Die erste Urkunde belegt die Abgabe der Erklärungen zur Vollmachtserteilung, die zweite deren Zugang bei der Viertbeteiligten. Die Formulierung der ersten „die jeweiligen Notarangestellten“ ist zwar unbestimmt, aber auslegungsfähig, mit dem eindeutigen Ergebnis, dass die Damen und/oder Herren bevollmächtigt wurden, die bei Vornahme des Vertretergeschäfts Angestellte des Notars sind. Allein damit erklärt sich, warum die Vollmachtserklärung die Angestellten nicht beim Namen nennt. Nur so erhält die Erklärung ihren rechtlich maßgebenden Sinn, dessen Ermittlung Ziel jeder Auslegung nach Maßgabe des dazu einschlägigen § 133 BGB ist.
Dass schließlich die Viertbeteiligte zu diesen Angestellten des Urkundsnotars zählt, folgt aus der die zweite Urkunde einleitenden Bemerkung. Diese ist, auch nach Maßgabe der strengen grundbuchrechtlichen Anforderungen, ausreichend. Zum einen hat die dem Notar nach §§ 9 Abs. 1 S. 1 Nr. 1, 10 Abs. 2 S. 1 BeurkG obliegende Identifizierung der Beteiligten, anders lässt sich diese Vorgabe nicht erklären, gerade den Zweck, für den Rechtsverkehr verlässlich zu klären, welche rechtliche Erklärung von welcher Person abgegeben wurde. Zu einer solchen Identifizierung zählt auch die hier maßgebliche Feststellung zur „Angestellteneigenschaft“ der Viertbeteiligten. Und zum anderen ist diese Gegenstand eigener Wahrnehmung des Notars, was die vorliegende Situation von der unterscheidet, in der der Notar Berufsangaben von Beteiligten nicht überprüfen kann und deshalb auf solche verzichten soll (dazu etwa Limmer in Eylmann/Vaasen, BNotO/BeurkG, 3. Aufl., Rn. 5 zu § 10 BeurkG m.Nw.; zur „eigenen Wahrnehmung des Notars“ vgl. auch BGH NJW 1963, 1010, 1012).

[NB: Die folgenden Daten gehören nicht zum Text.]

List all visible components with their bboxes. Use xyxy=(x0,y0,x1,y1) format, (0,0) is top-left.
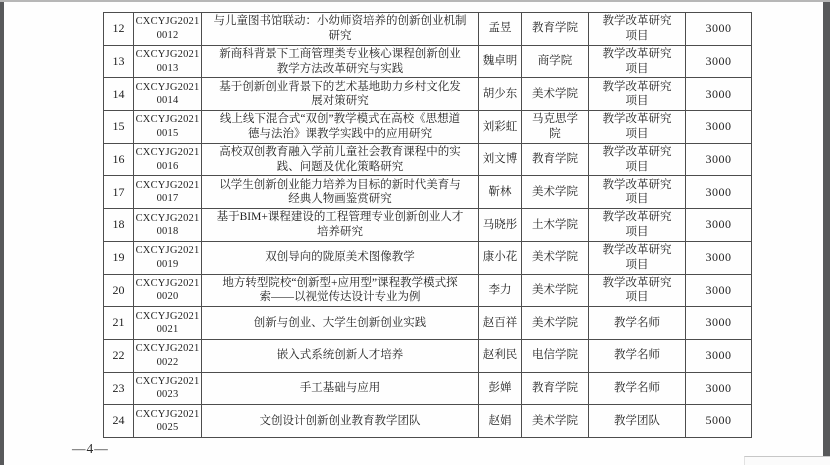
cell-amount: 3000 xyxy=(686,274,752,307)
table-row: 21CXCYJG2021 0021创新与创业、大学生创新创业实践赵百祥美术学院教… xyxy=(104,307,752,340)
cell-project-code: CXCYJG2021 0016 xyxy=(134,143,202,176)
cell-leader-name: 刘彩虹 xyxy=(479,111,522,144)
cell-project-type: 教学团队 xyxy=(589,405,686,438)
cell-project-type: 教学改革研究 项目 xyxy=(589,111,686,144)
cell-leader-name: 赵娟 xyxy=(479,405,522,438)
cell-amount: 3000 xyxy=(686,372,752,405)
page-number: —4— xyxy=(72,441,109,457)
cell-row-number: 17 xyxy=(104,176,134,209)
cell-project-code: CXCYJG2021 0020 xyxy=(134,274,202,307)
table-row: 24CXCYJG2021 0025文创设计创新创业教育教学团队赵娟美术学院教学团… xyxy=(104,405,752,438)
table-row: 20CXCYJG2021 0020地方转型院校“创新型+应用型”课程教学模式探 … xyxy=(104,274,752,307)
cell-leader-name: 魏卓明 xyxy=(479,45,522,78)
cell-college: 美术学院 xyxy=(522,307,589,340)
cell-project-code: CXCYJG2021 0014 xyxy=(134,78,202,111)
cell-college: 电信学院 xyxy=(522,339,589,372)
cell-row-number: 12 xyxy=(104,13,134,46)
cell-amount: 3000 xyxy=(686,339,752,372)
cell-row-number: 24 xyxy=(104,405,134,438)
cell-project-code: CXCYJG2021 0023 xyxy=(134,372,202,405)
cell-project-title: 双创导向的陇原美术图像教学 xyxy=(202,241,479,274)
cell-amount: 3000 xyxy=(686,13,752,46)
cell-row-number: 23 xyxy=(104,372,134,405)
cell-college: 土木学院 xyxy=(522,209,589,242)
cell-amount: 3000 xyxy=(686,45,752,78)
cell-project-title: 与儿童图书馆联动：小幼师资培养的创新创业机制 研究 xyxy=(202,13,479,46)
table-row: 14CXCYJG2021 0014基于创新创业背景下的艺术基地助力乡村文化发 展… xyxy=(104,78,752,111)
cell-college: 教育学院 xyxy=(522,372,589,405)
table-row: 15CXCYJG2021 0015线上线下混合式“双创”教学模式在高校《思想道 … xyxy=(104,111,752,144)
table-row: 22CXCYJG2021 0022嵌入式系统创新人才培养赵利民电信学院教学名师3… xyxy=(104,339,752,372)
table-row: 19CXCYJG2021 0019双创导向的陇原美术图像教学康小花美术学院教学改… xyxy=(104,241,752,274)
table-row: 13CXCYJG2021 0013新商科背景下工商管理类专业核心课程创新创业 教… xyxy=(104,45,752,78)
cell-project-type: 教学改革研究 项目 xyxy=(589,143,686,176)
table-row: 18CXCYJG2021 0018基于BIM+课程建设的工程管理专业创新创业人才… xyxy=(104,209,752,242)
cell-leader-name: 康小花 xyxy=(479,241,522,274)
cell-project-code: CXCYJG2021 0013 xyxy=(134,45,202,78)
cell-amount: 3000 xyxy=(686,176,752,209)
cell-leader-name: 孟昱 xyxy=(479,13,522,46)
cell-row-number: 19 xyxy=(104,241,134,274)
scrollbar-corner xyxy=(744,456,830,465)
cell-amount: 3000 xyxy=(686,143,752,176)
cell-college: 美术学院 xyxy=(522,176,589,209)
page-right-edge-shadow xyxy=(823,0,830,465)
cell-row-number: 15 xyxy=(104,111,134,144)
cell-project-type: 教学改革研究 项目 xyxy=(589,78,686,111)
projects-table-body: 12CXCYJG2021 0012与儿童图书馆联动：小幼师资培养的创新创业机制 … xyxy=(104,13,752,438)
cell-project-title: 手工基础与应用 xyxy=(202,372,479,405)
cell-leader-name: 赵利民 xyxy=(479,339,522,372)
cell-leader-name: 彭婵 xyxy=(479,372,522,405)
cell-project-title: 新商科背景下工商管理类专业核心课程创新创业 教学方法改革研究与实践 xyxy=(202,45,479,78)
cell-project-type: 教学改革研究 项目 xyxy=(589,13,686,46)
cell-amount: 5000 xyxy=(686,405,752,438)
cell-project-title: 地方转型院校“创新型+应用型”课程教学模式探 索——以视觉传达设计专业为例 xyxy=(202,274,479,307)
cell-project-type: 教学名师 xyxy=(589,372,686,405)
cell-row-number: 14 xyxy=(104,78,134,111)
cell-project-code: CXCYJG2021 0021 xyxy=(134,307,202,340)
cell-college: 教育学院 xyxy=(522,143,589,176)
cell-row-number: 21 xyxy=(104,307,134,340)
page-left-edge-shadow xyxy=(0,0,4,465)
cell-college: 教育学院 xyxy=(522,13,589,46)
cell-leader-name: 刘文博 xyxy=(479,143,522,176)
cell-project-title: 嵌入式系统创新人才培养 xyxy=(202,339,479,372)
table-row: 23CXCYJG2021 0023手工基础与应用彭婵教育学院教学名师3000 xyxy=(104,372,752,405)
cell-leader-name: 胡少东 xyxy=(479,78,522,111)
cell-project-title: 高校双创教育融入学前儿童社会教育课程中的实 践、问题及优化策略研究 xyxy=(202,143,479,176)
cell-project-type: 教学改革研究 项目 xyxy=(589,209,686,242)
cell-project-type: 教学名师 xyxy=(589,307,686,340)
cell-project-type: 教学改革研究 项目 xyxy=(589,45,686,78)
cell-project-code: CXCYJG2021 0015 xyxy=(134,111,202,144)
cell-project-title: 以学生创新创业能力培养为目标的新时代美育与 经典人物画鉴赏研究 xyxy=(202,176,479,209)
cell-row-number: 20 xyxy=(104,274,134,307)
cell-leader-name: 靳林 xyxy=(479,176,522,209)
cell-project-code: CXCYJG2021 0017 xyxy=(134,176,202,209)
cell-amount: 3000 xyxy=(686,78,752,111)
table-row: 16CXCYJG2021 0016高校双创教育融入学前儿童社会教育课程中的实 践… xyxy=(104,143,752,176)
top-border-line xyxy=(0,0,830,2)
cell-amount: 3000 xyxy=(686,209,752,242)
cell-amount: 3000 xyxy=(686,241,752,274)
cell-college: 马克思学 院 xyxy=(522,111,589,144)
cell-project-title: 线上线下混合式“双创”教学模式在高校《思想道 德与法治》课教学实践中的应用研究 xyxy=(202,111,479,144)
cell-project-title: 创新与创业、大学生创新创业实践 xyxy=(202,307,479,340)
table-row: 12CXCYJG2021 0012与儿童图书馆联动：小幼师资培养的创新创业机制 … xyxy=(104,13,752,46)
cell-project-code: CXCYJG2021 0018 xyxy=(134,209,202,242)
cell-project-code: CXCYJG2021 0019 xyxy=(134,241,202,274)
cell-row-number: 13 xyxy=(104,45,134,78)
cell-row-number: 16 xyxy=(104,143,134,176)
projects-table: 12CXCYJG2021 0012与儿童图书馆联动：小幼师资培养的创新创业机制 … xyxy=(103,12,752,438)
cell-project-title: 基于创新创业背景下的艺术基地助力乡村文化发 展对策研究 xyxy=(202,78,479,111)
cell-leader-name: 赵百祥 xyxy=(479,307,522,340)
cell-project-type: 教学改革研究 项目 xyxy=(589,274,686,307)
cell-project-title: 文创设计创新创业教育教学团队 xyxy=(202,405,479,438)
table-row: 17CXCYJG2021 0017以学生创新创业能力培养为目标的新时代美育与 经… xyxy=(104,176,752,209)
cell-project-code: CXCYJG2021 0022 xyxy=(134,339,202,372)
cell-project-code: CXCYJG2021 0025 xyxy=(134,405,202,438)
cell-college: 美术学院 xyxy=(522,78,589,111)
cell-amount: 3000 xyxy=(686,307,752,340)
cell-project-title: 基于BIM+课程建设的工程管理专业创新创业人才 培养研究 xyxy=(202,209,479,242)
cell-project-code: CXCYJG2021 0012 xyxy=(134,13,202,46)
cell-leader-name: 李力 xyxy=(479,274,522,307)
cell-project-type: 教学改革研究 项目 xyxy=(589,176,686,209)
cell-project-type: 教学名师 xyxy=(589,339,686,372)
cell-leader-name: 马晓彤 xyxy=(479,209,522,242)
cell-project-type: 教学改革研究 项目 xyxy=(589,241,686,274)
cell-row-number: 18 xyxy=(104,209,134,242)
cell-college: 美术学院 xyxy=(522,405,589,438)
cell-college: 美术学院 xyxy=(522,274,589,307)
scanned-document-screen: { "page": { "background": "#fefefe", "ed… xyxy=(0,0,830,465)
cell-college: 美术学院 xyxy=(522,241,589,274)
cell-college: 商学院 xyxy=(522,45,589,78)
cell-row-number: 22 xyxy=(104,339,134,372)
cell-amount: 3000 xyxy=(686,111,752,144)
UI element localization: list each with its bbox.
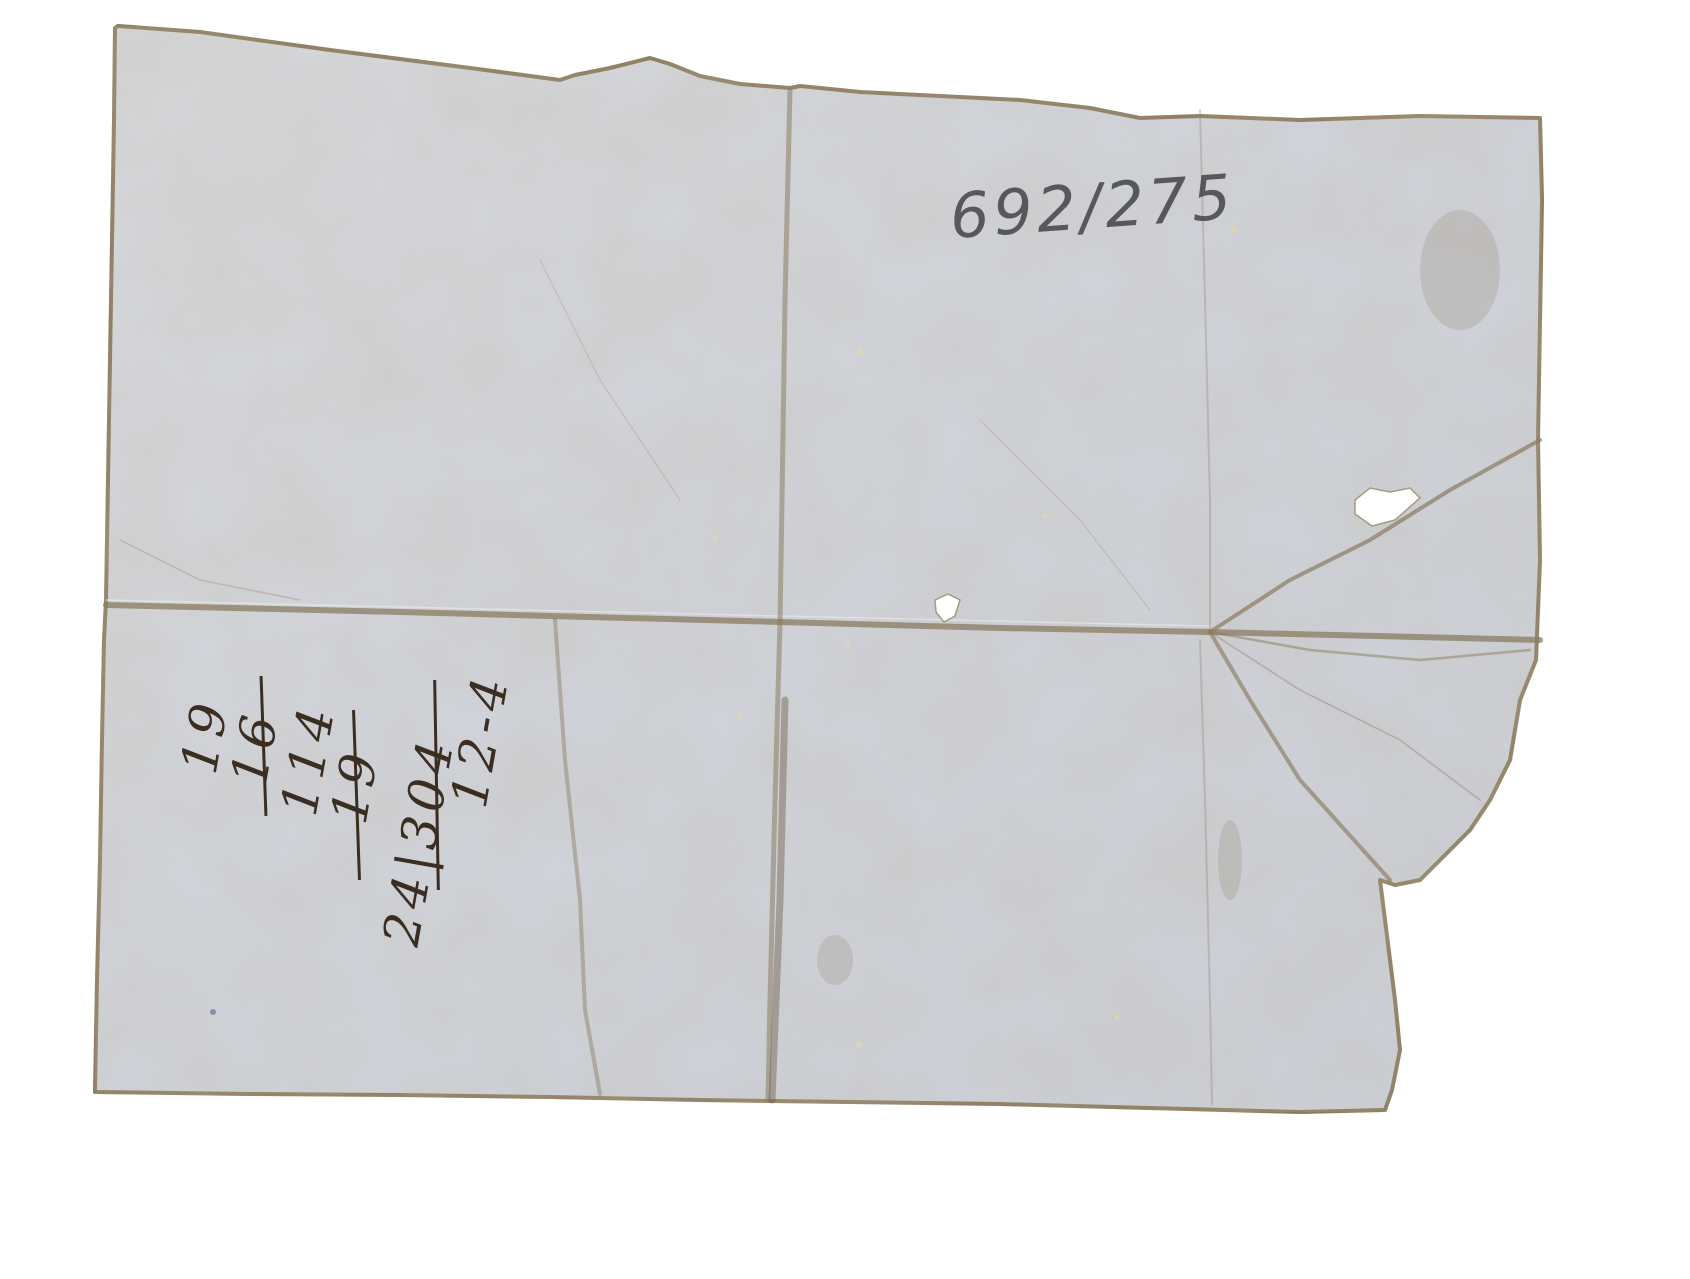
ink-calculation: 19 16 114 19 24|304 12-4	[150, 650, 480, 940]
paper-sheet	[0, 0, 1566, 1279]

Auch im Übrigen gibt es weder Anlass noch Rechtfertigung, eine „Nachgenehmigung“ der Erst- und der Zweitbeteiligten zu verlangen. Es mag sein, dass Angestelltenvollmachten berufsrechtlich zweifelhaft sind, wenn mit ihnen eine Grundschuld bestellt wird, die der kaufende Verbraucher zur Finanzierung des Kaufpreises benötigt (§ 17 Abs. 2a S. 2 Nr. 1 BeurkG). Für den Grundbucheintrag ist dies ohne Belang. Namentlich wird nirgends angenommen, eine solche Vollmacht sei nach § 134 BGB unwirksam. Auch der Senat sieht nichts, was dafür spräche.
Weitere Entscheidungen sind nicht nötig, zumal Beteiligte mit gegenläufigen Interessen fehlen. So erübrigt sich auch die Zulassung der Rechtsbeschwerde.